Never give up on your dream. Persistence has always been tough for me and when I am ready to give up, I’m lucky to have my husband there to remind me to keep going. I’ve also realized that when I’m deep in my shit, I need to step away and do something active. My advice is to give yourself some goals that aren’t attached to your art, so that you can find inspiration and release in other ways. I recently trained for and finished a 50 mile bike race. I hadn’t ridden a bike in years, so that was huge for me. It gave me some great writing ideas and reminded me that I was capable of finishing something that initially seemed impossible.

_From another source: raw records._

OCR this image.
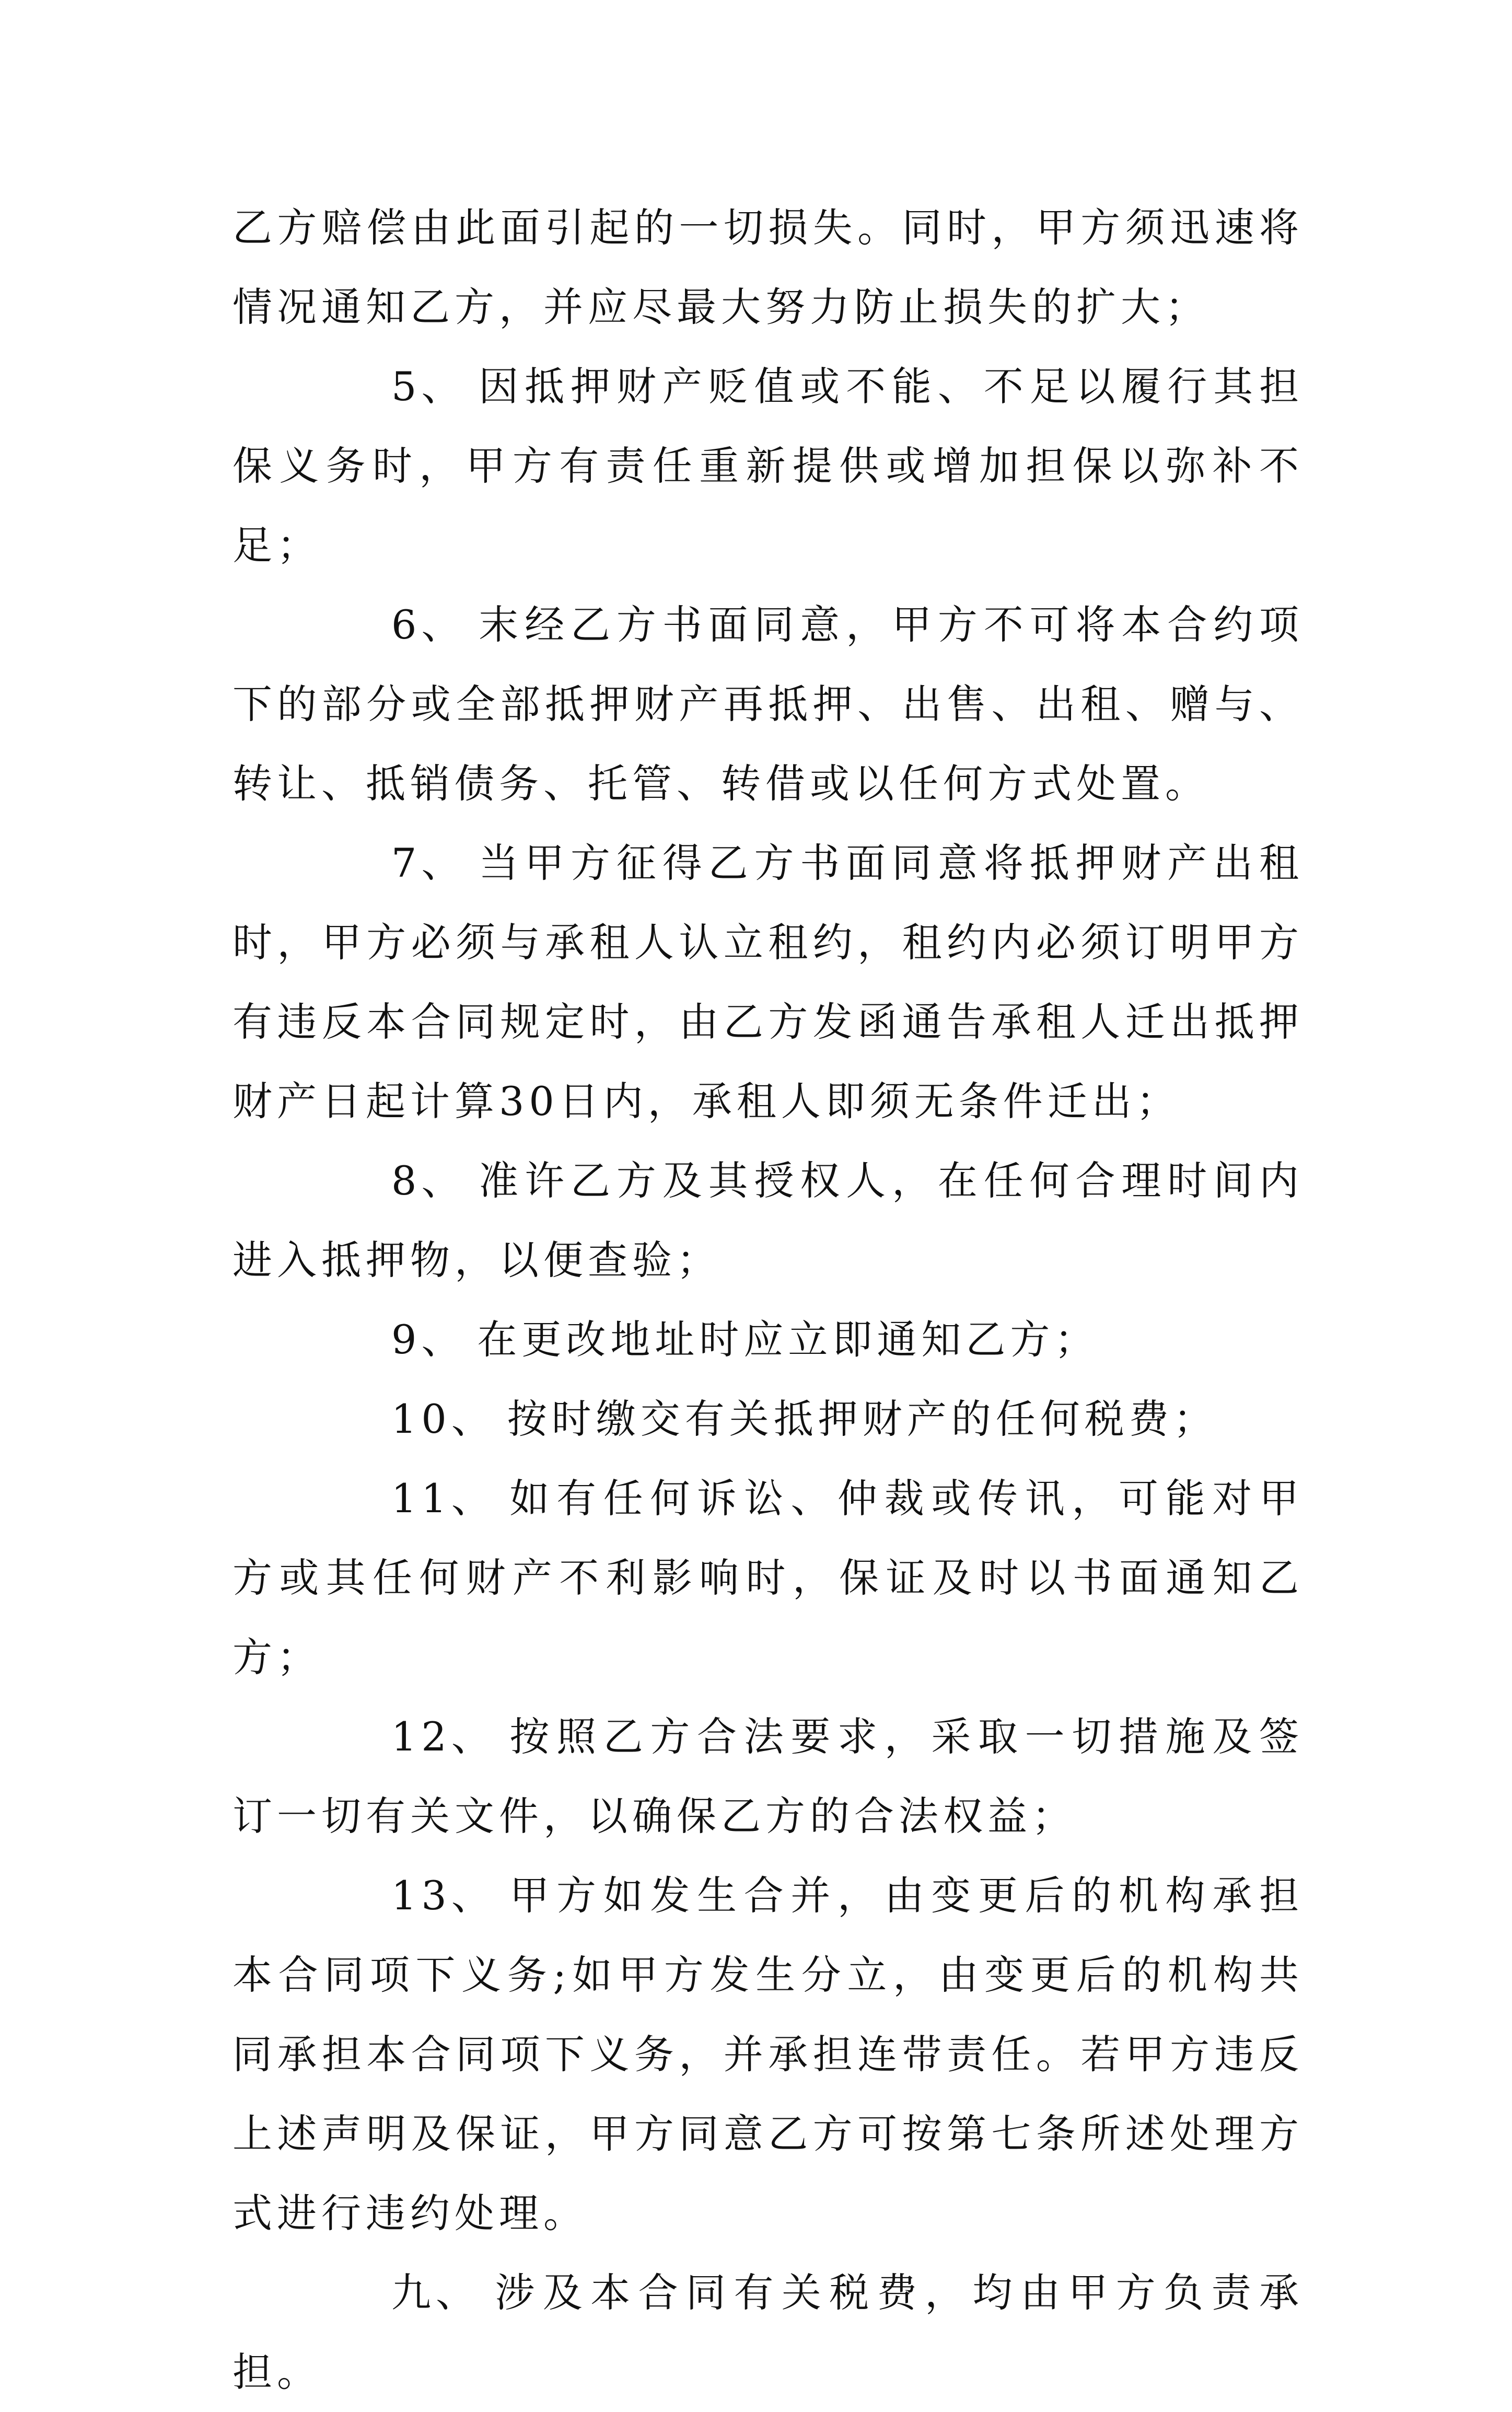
乙方赔偿由此面引起的一切损失。同时，甲方须迅速将情况通知乙方，并应尽最大努力防止损失的扩大；

5、 因抵押财产贬值或不能、不足以履行其担保义务时，甲方有责任重新提供或增加担保以弥补不足；

6、 末经乙方书面同意，甲方不可将本合约项下的部分或全部抵押财产再抵押、出售、出租、赠与、转让、抵销债务、托管、转借或以任何方式处置。

7、 当甲方征得乙方书面同意将抵押财产出租时，甲方必须与承租人认立租约，租约内必须订明甲方有违反本合同规定时，由乙方发函通告承租人迁出抵押财产日起计算30日内，承租人即须无条件迁出；

8、 准许乙方及其授权人，在任何合理时间内进入抵押物，以便查验；

9、 在更改地址时应立即通知乙方；

10、 按时缴交有关抵押财产的任何税费；

11、 如有任何诉讼、仲裁或传讯，可能对甲方或其任何财产不利影响时，保证及时以书面通知乙方；

12、 按照乙方合法要求，采取一切措施及签订一切有关文件，以确保乙方的合法权益；

13、 甲方如发生合并，由变更后的机构承担本合同项下义务;如甲方发生分立，由变更后的机构共同承担本合同项下义务，并承担连带责任。若甲方违反上述声明及保证，甲方同意乙方可按第七条所述处理方式进行违约处理。

九、 涉及本合同有关税费，均由甲方负责承担。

14. Finally, name an creative mother who inspires you. Why and how does she inspire you?
My mom. That’s it. There are many other artist moms that I love, but she is my inspiration. She was a stay at home parent to three kids, living on a very small budget and she was always creating. Her talent is beyond anything I have ever seen on Pinterest or Etsy and I have begged her to sell her amazing artwork, but she refuses. She always tells me “I love the process of making something and the way I feel when it’s complete. Selling it was never the point of making it.” Needless to say, her house is filled to the brim with denim quilts, paintings, baby clothes and paper crafts. One day I hope to be that passionate about my work.
Creative Mothers is a weekly blog series here at Days With The Grays that helps to share, connect, and inspire creative mothers from all over the world. All right here, in one place.